Teaching children to read and write involves various components, and one of the most crucial yet often overlooked is the concept of consonant digraphs. Unlike blends, where each letter in the pair maintains its individual sound, a consonant digraph is a pair of consonants that together produce a single, distinct sound. For instance, the ‘sh’ in ‘ship’ or the ‘ch’ in ‘chop’ are examples of consonant digraphs. Understanding consonant digraphs is vital for children as it significantly impacts their spelling, pronunciation, and comprehension skills.

Why Are Consonant Digraphs So Important?

  1. Phonemic Awareness: One of the foundational skills in literacy is phonemic awareness, and understanding consonant digraphs plays a significant role in developing this skill. It helps children recognize that even though there are two letters in a digraph, they produce a single sound. This understanding is crucial for decoding words and contributes to reading fluency.
  2. Vocabulary Building: As children become more comfortable with the concept of digraphs, they find it easier to decode new words, which in turn expands their vocabulary. This skill is not only beneficial for reading but also aids in comprehension and expressive language development.
  3. Reading Fluency: Mastery over the concept of consonant digraphs can dramatically improve a child’s reading fluency. When children can effortlessly identify and pronounce digraphs, they can read more smoothly, understand the text better, and even enjoy the reading process more.

Digraph vs Blend: Eliminating the Confusion

The English language is filled with intricacies, and two terms that often get mixed up are ‘digraph’ and ‘blend.’ These terms may seem similar, but they serve distinct functions in language learning and literacy. In a blend, each letter in the pair maintains its individual sound. For example, in the word ‘black,’ the ‘b’ and ‘l’ sounds are both heard. Similarly, in the word ‘green,’ the ‘g’ and ‘r’ sounds are distinct.

On the flip side, a digraph is a pair of consonants that come together to produce a single, unique sound. For instance, the ‘sh’ in ‘ship’ produces just one sound, as does the ‘ch’ in ‘chop.’ Understanding the difference between digraph vs blend is not just a linguistic nuance; it’s a critical aspect of effective literacy instruction. This knowledge equips children with the ability to differentiate between the two types of letter combinations, making it significantly easier for them to decode words. This, in turn, has a cascading positive effect on their spelling abilities, reading skills, and overall linguistic development.

Engaging Ways to Teach Consonant Digraphs

Learning about consonant digraphs doesn’t have to be a dull or daunting task. In fact, there are a plethora of engaging digraph activities for kids that can make the educational journey both enjoyable and impactful. One popular activity is digraph bingo, where children can match digraph-containing words to their bingo cards as the words are called out. This game not only helps in recognizing digraphs but also adds a fun, competitive element to the learning process.

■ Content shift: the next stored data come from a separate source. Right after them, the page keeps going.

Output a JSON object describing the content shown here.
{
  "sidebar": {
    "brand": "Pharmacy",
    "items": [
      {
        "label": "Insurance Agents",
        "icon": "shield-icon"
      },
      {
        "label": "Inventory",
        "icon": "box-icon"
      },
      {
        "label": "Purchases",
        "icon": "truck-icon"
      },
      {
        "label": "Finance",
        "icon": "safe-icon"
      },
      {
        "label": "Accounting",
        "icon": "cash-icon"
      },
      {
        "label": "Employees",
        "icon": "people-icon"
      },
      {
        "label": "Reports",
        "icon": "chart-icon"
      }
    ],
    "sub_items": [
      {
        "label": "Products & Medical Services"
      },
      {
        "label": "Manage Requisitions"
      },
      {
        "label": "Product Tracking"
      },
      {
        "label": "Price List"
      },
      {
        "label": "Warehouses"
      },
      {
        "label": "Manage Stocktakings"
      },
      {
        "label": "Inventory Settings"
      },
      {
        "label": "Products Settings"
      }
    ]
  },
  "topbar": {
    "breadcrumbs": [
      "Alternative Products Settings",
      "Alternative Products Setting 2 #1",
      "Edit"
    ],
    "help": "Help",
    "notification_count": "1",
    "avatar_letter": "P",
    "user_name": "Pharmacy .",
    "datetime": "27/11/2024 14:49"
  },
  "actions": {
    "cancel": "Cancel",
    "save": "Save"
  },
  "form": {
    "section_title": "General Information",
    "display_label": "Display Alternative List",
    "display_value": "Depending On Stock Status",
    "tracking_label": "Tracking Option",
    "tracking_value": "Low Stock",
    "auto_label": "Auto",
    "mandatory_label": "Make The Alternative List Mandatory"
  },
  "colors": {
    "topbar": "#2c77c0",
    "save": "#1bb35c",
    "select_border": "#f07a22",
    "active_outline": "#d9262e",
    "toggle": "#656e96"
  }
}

Another creative way to teach digraphs is through storytelling sessions that incorporate digraph words. Children can be encouraged to come up with imaginative tales that use a list of digraph words, thereby applying their understanding of the concept in a real-world context. This not only enhances their vocabulary but also helps them understand the practical application of consonant digraphs.

Other activities can include digraph puzzles, where kids match pictures to digraph words, or digraph scavenger hunts, where they search for items around the house that contain digraphs in their names. These activities serve as practical tools for reinforcing the understanding of consonant digraphs and can be particularly useful in clearing up any lingering confusion between digraph vs blend. They offer children a well-rounded, comprehensive understanding of these essential literacy concepts, setting them up for success in their educational journey.


Understanding the intricacies of the English language can be a complex task, but it’s an essential one for developing strong literacy skills. The concepts of digraphs and blends, often confused, serve unique roles in language learning. Knowing the difference between digraph vs blend is not just a matter of linguistic detail; it’s a cornerstone for effective literacy education. This understanding enables children to decode words more efficiently, positively impacting their spelling, reading, and overall language development.

Moreover, teaching these concepts doesn’t have to be a monotonous affair. There are numerous engaging digraph activities for kids that make the learning process both fun and effective. From competitive games like digraph bingo to creative exercises like storytelling, these activities offer practical ways to reinforce the understanding of consonant digraphs. They also serve as excellent tools for clearing up any confusion between digraphs and blends, providing a well-rounded education in these critical literacy concepts.

So, as you embark on the journey of teaching or learning about digraphs, remember that understanding these fundamental concepts can set the stage for a lifetime of literacy success.